Depending on permissions granted by the users, TikTok can also collect data relating to "age, phone number, phone contacts and certain social network connections" as well as more precise "location data."
Sean O'Mahoney, a TikTok user based in Salford, England, told Euronews that although he's not "confident" data is stored safely "as much as it should be," he does not mind sharing such information with the app.
"From how I see it, it's no different than any other service", he said, adding that he usually moves onto another platform when it comes to "private messaging."
How safe are young TikTok users?
TikTok has emphasised that the app should not be used by people under the age of 13.
Still, many users are teenagers who may be more vulnerable than older or more experienced users.
How safe is this age group then?
"The Chinese government probably has little interest in tracking the latest dance crazes on the app," Jo O'Reilly told Euronews.
At the same time "the app encourages users to not just comment or like content, but to respond with their own content this can also expose young users to age-inappropriate content, or predatory new online 'friends'."

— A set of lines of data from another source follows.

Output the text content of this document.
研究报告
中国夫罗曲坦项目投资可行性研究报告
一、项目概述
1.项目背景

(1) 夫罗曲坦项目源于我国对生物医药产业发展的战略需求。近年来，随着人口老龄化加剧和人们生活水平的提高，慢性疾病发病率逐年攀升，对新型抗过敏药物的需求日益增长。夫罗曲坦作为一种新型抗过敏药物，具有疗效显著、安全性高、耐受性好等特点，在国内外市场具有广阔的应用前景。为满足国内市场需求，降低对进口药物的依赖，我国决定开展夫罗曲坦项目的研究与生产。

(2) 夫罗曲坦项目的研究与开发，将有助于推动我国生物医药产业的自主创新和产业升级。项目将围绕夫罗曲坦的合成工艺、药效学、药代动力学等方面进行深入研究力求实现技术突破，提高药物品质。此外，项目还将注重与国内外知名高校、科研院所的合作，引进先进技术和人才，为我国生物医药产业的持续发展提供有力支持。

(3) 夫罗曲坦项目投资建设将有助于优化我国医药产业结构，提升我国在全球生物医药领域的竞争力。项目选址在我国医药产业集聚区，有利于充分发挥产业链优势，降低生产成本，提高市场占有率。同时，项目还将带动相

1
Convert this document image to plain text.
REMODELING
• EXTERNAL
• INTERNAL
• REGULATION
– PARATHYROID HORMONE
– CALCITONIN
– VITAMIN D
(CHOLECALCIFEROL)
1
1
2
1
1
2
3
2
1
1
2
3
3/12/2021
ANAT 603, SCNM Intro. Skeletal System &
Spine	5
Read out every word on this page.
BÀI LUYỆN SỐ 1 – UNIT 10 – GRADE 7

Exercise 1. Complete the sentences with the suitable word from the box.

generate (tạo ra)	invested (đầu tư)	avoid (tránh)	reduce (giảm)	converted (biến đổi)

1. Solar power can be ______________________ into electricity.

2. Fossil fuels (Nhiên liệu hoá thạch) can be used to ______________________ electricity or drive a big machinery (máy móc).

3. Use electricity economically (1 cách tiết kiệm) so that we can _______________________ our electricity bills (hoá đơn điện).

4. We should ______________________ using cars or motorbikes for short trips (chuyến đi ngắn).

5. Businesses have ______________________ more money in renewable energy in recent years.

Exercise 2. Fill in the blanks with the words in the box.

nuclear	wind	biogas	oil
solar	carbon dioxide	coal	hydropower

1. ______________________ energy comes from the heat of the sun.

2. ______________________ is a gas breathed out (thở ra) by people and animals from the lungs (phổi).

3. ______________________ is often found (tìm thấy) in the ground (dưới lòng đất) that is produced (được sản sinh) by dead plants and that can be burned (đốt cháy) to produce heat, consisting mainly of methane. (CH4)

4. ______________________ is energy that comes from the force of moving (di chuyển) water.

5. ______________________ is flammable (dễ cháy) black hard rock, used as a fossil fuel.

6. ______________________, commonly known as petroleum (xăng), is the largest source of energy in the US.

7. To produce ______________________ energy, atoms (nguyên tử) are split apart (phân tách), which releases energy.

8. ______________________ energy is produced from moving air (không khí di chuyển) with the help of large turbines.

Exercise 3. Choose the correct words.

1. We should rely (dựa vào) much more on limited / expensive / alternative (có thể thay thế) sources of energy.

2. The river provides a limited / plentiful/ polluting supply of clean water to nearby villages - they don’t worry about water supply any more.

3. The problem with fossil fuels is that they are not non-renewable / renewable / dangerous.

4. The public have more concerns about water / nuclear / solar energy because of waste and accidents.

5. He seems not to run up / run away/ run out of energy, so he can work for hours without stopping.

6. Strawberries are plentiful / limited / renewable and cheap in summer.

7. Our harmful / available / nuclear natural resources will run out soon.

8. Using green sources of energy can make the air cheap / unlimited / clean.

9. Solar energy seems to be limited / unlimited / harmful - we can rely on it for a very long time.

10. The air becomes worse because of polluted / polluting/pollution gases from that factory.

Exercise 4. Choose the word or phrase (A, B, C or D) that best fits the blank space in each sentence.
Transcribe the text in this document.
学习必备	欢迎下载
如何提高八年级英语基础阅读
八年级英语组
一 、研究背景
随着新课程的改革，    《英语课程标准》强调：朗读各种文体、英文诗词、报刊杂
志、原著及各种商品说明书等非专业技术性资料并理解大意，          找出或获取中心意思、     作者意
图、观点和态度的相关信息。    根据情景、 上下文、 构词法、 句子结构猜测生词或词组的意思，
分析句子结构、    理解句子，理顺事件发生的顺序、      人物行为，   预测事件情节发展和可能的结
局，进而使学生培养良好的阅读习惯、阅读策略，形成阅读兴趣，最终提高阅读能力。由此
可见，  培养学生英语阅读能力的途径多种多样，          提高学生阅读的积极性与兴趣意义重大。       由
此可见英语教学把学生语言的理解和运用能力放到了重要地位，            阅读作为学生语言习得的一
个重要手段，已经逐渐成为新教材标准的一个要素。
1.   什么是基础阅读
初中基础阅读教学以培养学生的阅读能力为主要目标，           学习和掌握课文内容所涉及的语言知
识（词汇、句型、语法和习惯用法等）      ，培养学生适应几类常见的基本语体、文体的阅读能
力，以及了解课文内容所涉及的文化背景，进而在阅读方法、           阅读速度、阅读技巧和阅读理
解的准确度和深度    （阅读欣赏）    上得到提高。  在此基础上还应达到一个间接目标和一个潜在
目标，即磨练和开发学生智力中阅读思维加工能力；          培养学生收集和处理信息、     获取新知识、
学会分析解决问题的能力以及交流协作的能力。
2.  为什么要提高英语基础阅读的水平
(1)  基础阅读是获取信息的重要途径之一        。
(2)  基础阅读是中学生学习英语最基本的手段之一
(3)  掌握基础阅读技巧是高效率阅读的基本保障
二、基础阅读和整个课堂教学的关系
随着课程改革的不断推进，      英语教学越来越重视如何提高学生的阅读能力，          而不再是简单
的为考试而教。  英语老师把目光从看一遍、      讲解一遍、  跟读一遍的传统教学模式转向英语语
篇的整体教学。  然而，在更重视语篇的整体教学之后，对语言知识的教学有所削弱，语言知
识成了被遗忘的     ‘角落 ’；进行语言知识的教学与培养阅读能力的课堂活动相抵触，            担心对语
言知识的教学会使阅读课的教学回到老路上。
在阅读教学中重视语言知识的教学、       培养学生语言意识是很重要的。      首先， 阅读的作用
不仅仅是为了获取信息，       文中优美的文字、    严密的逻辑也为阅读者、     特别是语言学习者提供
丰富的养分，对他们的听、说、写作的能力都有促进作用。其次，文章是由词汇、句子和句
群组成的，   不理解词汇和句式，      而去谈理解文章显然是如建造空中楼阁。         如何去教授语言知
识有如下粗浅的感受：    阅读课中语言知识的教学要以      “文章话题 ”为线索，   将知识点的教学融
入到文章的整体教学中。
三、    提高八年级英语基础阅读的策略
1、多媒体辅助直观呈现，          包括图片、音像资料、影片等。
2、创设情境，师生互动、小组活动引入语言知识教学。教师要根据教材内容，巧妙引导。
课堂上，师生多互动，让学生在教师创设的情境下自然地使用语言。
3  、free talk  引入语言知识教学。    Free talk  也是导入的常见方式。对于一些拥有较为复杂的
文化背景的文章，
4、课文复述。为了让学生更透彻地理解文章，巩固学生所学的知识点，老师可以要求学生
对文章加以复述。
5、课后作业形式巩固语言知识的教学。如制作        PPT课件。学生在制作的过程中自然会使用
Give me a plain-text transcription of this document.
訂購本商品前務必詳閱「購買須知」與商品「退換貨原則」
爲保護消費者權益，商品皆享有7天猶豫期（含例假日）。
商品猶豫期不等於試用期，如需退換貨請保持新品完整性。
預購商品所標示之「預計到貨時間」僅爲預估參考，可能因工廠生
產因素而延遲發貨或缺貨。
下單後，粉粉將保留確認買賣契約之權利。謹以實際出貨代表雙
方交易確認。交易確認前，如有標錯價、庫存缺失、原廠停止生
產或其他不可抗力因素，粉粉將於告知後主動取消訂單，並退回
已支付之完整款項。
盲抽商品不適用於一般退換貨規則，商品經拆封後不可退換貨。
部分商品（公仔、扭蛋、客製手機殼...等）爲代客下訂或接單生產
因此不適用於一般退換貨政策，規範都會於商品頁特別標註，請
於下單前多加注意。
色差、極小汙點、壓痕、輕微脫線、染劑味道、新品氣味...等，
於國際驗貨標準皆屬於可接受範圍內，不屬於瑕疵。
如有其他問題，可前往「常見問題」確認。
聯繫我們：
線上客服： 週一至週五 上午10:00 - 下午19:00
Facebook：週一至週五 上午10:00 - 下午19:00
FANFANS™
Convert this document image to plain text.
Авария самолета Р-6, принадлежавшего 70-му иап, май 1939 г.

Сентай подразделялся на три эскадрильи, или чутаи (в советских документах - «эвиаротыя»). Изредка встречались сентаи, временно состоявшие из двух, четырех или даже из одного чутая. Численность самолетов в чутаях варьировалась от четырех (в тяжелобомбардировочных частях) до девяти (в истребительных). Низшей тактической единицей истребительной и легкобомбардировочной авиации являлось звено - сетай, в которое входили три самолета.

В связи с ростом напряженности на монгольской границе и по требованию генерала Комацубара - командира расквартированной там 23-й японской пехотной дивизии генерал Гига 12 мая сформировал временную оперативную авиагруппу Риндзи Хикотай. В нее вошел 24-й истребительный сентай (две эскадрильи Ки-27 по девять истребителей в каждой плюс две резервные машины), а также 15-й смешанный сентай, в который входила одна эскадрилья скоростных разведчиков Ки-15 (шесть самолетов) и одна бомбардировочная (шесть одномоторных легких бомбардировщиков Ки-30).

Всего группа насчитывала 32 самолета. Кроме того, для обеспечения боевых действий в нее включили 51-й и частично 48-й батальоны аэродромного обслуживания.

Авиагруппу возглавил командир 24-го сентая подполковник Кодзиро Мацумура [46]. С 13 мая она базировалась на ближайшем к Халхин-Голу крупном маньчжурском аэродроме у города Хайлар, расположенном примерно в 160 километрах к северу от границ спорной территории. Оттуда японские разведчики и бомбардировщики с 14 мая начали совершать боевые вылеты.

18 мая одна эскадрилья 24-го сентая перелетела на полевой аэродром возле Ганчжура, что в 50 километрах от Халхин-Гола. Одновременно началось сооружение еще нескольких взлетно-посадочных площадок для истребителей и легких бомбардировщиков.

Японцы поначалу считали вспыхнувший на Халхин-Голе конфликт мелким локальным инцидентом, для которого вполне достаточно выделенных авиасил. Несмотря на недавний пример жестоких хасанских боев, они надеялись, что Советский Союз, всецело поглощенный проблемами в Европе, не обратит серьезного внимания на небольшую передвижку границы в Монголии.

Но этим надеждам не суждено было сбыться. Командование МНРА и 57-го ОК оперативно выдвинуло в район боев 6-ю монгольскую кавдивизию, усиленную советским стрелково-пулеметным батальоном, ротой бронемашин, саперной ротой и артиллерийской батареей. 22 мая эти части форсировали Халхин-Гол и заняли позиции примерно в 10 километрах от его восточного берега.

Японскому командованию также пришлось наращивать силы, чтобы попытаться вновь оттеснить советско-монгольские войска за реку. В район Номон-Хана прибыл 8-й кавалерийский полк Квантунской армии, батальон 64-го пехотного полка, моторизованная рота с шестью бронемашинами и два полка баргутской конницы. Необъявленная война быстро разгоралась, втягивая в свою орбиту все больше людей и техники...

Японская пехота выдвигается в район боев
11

"It's important for parents to have conversations with young people about both their online safety and digital privacy as well as teaching themselves about the apps their children are using.", she stressed.
More action needed
According to a recent report, around a quarter of European 9-16 year olds said something upset them online in the past year – a substantial increase since 2010.
"Although the internet brings many benefits, regulators and industry need to take more action to keep children safe," said Sonia Livingstone, professor of social psychology at the London School of Economics.
"This applies especially to new apps like TikTok, which seem to enter the market – and children’s lives – in advance of developing needed privacy and safety protections," she told Euronews.
TikTok recently released a Family Pairing feature that allows parents to decide what their children should or should not see on the app, who they can connect with and message, as well as how much time they're allowed to spend on the app.
Livingstone said given the many reports of risks linked to TikTok, it would seem wise for parents to ensure their under 13s do not use their platform.
As for teenagers, she advised parents should not monitor everything they do but should instead "keep a trusting conversation going about social media, so that the parent can step in to help if needed."